Jenna and Leon are in a loving, committed relationship; they have been together for six years when they finally notice the wall dividing them.
Pink Wall recounts the sort of everyday drama that sooner or later we all come to face. Jenna and Leon’s love story, like many others, starts as a casual flingin a crowded club and, over time, their relationship slowly begins to crumble. Ultimately, Pink Wall is about the kind of relationships which end up changing you so much that you can barely recognise yourself.
Tom Cullen’s debut film is a delicate and melancholy story; its only flaw is, perhaps, the lack of that certain “spark” which makes each and every relationship unique. Jenna and Leon’s love story is told in six episodes, one for each year they spent together.
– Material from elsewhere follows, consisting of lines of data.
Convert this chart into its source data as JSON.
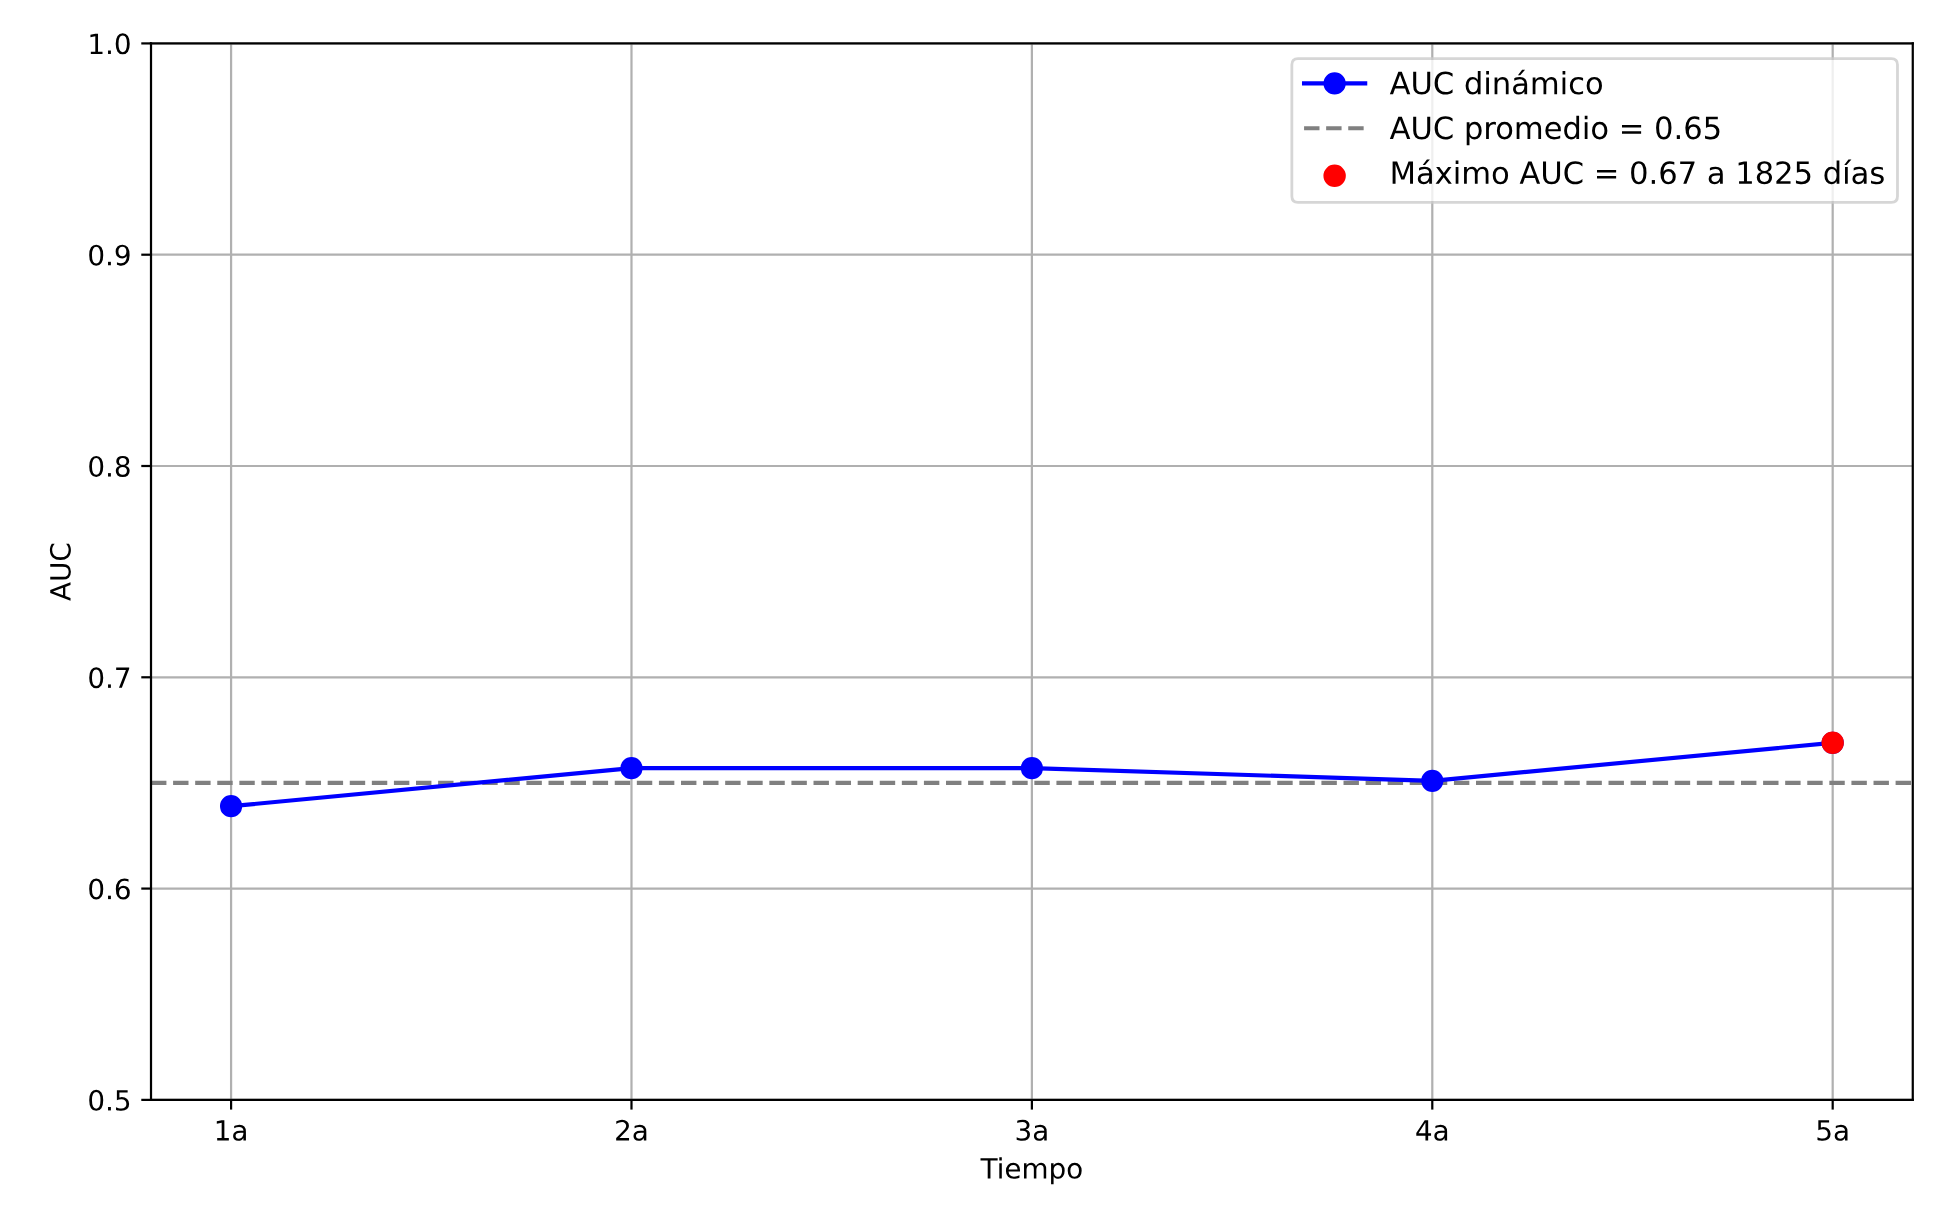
{
  "chart_data": {
    "type": "line",
    "xlabel": "Tiempo",
    "ylabel": "AUC",
    "categories": [
      "1a",
      "2a",
      "3a",
      "4a",
      "5a"
    ],
    "series": [
      {
        "name": "AUC dinámico",
        "color": "#0000ff",
        "values": [
          0.639,
          0.657,
          0.657,
          0.651,
          0.669
        ],
        "marker": "circle"
      },
      {
        "name": "Máximo AUC = 0.67 a 1825 días",
        "type": "scatter",
        "color": "#ff0000",
        "x": [
          "5a"
        ],
        "values": [
          0.669
        ]
      }
    ],
    "ref_lines": [
      {
        "axis": "y",
        "value": 0.65,
        "label": "AUC promedio = 0.65",
        "color": "#808080",
        "line_style": "dashed"
      }
    ],
    "ylim": [
      0.5,
      1.0
    ],
    "yticks": [
      0.5,
      0.6,
      0.7,
      0.8,
      0.9,
      {
        "value": 1,
        "label": "1.0"
      }
    ],
    "grid": true,
    "legend": "top right"
  }
}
The plot follows a non-linear pattern, presenting each scene out of chronological order and encouraging the viewer to put together the pieces that make up the puzzle of their drawn-out break-up.
Cullen adopts the couple’s own perspective, using close-up shots and cramped yet intimate settings. Jenna and Leon are essentially the only characters; other people are reduced to mere background noise (except perhaps for Jenna’s best friend). As for Jenna and Leon, they certainly are an unlikely pair, perhaps an attempt at depicting the typical couple of the new millennium: she is spunky and resolute, while he seems to be too fragile to cope, which causes their clumsy attempts at asserting their respective roles in the relationship to go awry.
Pink Wall is at its core a delicate portrait of two ultimately flawed people whose weakness turns them into shadows, mere silhouettes behind a pink wall which marks the end of it all.